Failure to Provide Appropriate Discharge Planning and Readmission for Hospitalized Resident
Penalty
Summary
Surveyors identified that the facility failed to ensure an appropriate discharge plan for one resident who was hospitalized for a suspected gastrointestinal bleed. The resident had vascular dementia with behavioral disturbances, sequelae of cerebral infarction, constipation, and atrial fibrillation, and was dependent for toileting and transfers with documented verbal and physical behaviors toward others.

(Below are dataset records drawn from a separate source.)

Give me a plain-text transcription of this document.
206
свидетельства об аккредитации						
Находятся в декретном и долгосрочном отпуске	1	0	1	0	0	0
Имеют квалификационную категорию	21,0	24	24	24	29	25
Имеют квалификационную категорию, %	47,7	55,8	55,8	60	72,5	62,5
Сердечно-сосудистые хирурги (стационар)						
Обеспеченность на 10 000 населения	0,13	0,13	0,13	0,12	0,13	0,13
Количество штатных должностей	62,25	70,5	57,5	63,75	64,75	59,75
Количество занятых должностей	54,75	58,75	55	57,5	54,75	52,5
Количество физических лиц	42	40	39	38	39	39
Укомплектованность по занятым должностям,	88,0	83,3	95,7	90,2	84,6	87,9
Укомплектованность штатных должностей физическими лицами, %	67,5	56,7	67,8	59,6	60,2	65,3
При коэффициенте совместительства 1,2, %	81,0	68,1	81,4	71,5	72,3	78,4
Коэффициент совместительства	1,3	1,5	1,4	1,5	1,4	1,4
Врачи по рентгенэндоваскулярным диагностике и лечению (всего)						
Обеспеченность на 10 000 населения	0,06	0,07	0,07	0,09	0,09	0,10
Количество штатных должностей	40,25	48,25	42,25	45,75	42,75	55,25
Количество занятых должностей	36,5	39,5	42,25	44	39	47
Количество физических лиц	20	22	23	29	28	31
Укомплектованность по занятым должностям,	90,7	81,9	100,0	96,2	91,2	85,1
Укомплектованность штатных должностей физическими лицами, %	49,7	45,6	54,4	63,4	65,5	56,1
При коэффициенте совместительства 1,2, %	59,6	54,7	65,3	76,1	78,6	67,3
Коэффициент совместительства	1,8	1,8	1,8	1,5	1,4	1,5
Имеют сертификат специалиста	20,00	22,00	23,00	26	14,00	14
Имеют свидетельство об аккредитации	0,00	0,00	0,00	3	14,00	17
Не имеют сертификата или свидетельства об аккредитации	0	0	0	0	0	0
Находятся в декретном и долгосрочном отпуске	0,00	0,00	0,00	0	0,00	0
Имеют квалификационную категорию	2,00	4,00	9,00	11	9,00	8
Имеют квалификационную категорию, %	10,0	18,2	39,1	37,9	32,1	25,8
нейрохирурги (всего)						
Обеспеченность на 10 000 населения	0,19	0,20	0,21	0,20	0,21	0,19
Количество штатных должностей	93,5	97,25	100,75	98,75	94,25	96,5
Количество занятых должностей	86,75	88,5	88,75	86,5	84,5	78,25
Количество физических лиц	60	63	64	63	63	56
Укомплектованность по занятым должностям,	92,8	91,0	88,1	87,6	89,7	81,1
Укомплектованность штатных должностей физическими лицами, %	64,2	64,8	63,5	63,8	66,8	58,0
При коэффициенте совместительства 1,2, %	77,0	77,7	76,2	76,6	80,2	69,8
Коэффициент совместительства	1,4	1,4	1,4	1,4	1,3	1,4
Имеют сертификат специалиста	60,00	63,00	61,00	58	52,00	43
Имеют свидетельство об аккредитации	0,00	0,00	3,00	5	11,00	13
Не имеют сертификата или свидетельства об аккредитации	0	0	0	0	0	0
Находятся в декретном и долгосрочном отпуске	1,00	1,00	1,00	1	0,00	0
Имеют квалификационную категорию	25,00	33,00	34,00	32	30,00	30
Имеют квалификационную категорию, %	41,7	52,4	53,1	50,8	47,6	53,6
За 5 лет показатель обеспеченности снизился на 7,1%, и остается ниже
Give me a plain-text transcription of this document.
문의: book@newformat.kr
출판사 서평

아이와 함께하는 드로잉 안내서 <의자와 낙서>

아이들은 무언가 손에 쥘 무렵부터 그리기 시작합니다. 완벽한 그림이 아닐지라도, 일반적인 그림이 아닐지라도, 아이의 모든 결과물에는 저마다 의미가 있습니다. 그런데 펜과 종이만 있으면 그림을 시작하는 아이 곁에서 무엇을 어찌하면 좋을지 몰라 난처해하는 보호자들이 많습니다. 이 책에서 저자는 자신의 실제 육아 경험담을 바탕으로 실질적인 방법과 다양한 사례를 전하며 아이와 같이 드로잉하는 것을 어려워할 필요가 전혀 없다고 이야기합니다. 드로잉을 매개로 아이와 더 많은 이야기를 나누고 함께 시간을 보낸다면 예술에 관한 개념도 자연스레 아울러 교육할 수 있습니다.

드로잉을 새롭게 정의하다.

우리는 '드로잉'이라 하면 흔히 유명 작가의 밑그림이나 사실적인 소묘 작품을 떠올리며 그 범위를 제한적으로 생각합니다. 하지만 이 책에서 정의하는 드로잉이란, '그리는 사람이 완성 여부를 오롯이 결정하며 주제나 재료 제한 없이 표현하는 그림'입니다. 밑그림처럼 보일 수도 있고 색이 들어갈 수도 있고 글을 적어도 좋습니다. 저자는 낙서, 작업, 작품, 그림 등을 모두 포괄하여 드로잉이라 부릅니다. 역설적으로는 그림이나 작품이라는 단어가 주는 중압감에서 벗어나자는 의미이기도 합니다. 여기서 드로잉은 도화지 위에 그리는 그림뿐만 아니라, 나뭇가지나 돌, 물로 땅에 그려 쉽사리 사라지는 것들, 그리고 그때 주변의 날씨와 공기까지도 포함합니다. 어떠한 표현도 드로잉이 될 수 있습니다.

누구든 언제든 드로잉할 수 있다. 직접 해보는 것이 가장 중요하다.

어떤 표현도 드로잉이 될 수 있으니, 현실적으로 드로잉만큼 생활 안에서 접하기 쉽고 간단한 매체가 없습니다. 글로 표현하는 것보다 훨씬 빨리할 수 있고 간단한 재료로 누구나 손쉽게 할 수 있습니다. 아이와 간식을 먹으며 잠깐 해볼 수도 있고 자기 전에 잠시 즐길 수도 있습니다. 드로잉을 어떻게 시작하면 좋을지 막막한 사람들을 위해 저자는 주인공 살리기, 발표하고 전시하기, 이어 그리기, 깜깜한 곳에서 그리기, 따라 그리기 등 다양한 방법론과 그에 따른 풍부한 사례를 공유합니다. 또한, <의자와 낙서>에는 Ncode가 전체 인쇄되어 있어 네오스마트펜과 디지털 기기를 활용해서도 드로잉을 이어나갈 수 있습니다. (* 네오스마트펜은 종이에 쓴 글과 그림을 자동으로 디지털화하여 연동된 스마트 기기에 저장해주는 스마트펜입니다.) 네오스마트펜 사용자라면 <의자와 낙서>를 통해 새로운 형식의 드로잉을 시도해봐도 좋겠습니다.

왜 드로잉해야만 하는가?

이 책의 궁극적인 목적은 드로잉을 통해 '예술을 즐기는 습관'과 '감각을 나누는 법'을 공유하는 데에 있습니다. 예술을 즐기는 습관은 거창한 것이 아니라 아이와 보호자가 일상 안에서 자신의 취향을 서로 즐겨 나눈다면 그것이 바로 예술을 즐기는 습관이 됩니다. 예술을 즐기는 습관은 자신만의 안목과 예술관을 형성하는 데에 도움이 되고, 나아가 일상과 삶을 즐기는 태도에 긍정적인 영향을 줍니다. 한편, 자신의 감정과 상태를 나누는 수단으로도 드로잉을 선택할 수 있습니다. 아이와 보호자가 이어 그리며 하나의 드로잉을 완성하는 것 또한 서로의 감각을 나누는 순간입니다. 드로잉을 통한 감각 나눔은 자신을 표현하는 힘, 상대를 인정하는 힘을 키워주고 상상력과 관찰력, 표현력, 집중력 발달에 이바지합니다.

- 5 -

After the resident vomited coffee-ground emesis, the physician ordered a transfer to the hospital emergency department to rule out a GI bleed, and the discharge MDS reflected an unplanned discharge to a short-term general hospital with return anticipated. An interdisciplinary care plan meeting held prior to the hospitalization included multiple disciplines, the resident’s companion, and two guardians, but there was no documentation that discharge planning was discussed, and the resident’s care plan contained no evidence of a planned discharge. While the resident was in the hospital, the facility issued a same-day Transfer/Discharge Notice stating that the IDT had determined the resident would be discharged that day, citing that the resident’s needs could not be met after reasonable accommodation and that the safety and health of individuals in the facility would be endangered. The notice identified interference from the resident’s two guardians as the evidence supporting these reasons, but there was no documentation that the resident personally endangered the health or safety of others. The notice included information about the right to appeal the discharge, and the discharge was appealed. When the resident was medically cleared to return, the facility did not accept the resident back. Review of the electronic medical record showed no documented IDT discharge plan and no nursing progress notes after the date of hospital transfer, and no social work progress notes after that time, indicating a lack of documented planning and coordination related to the discharge decision.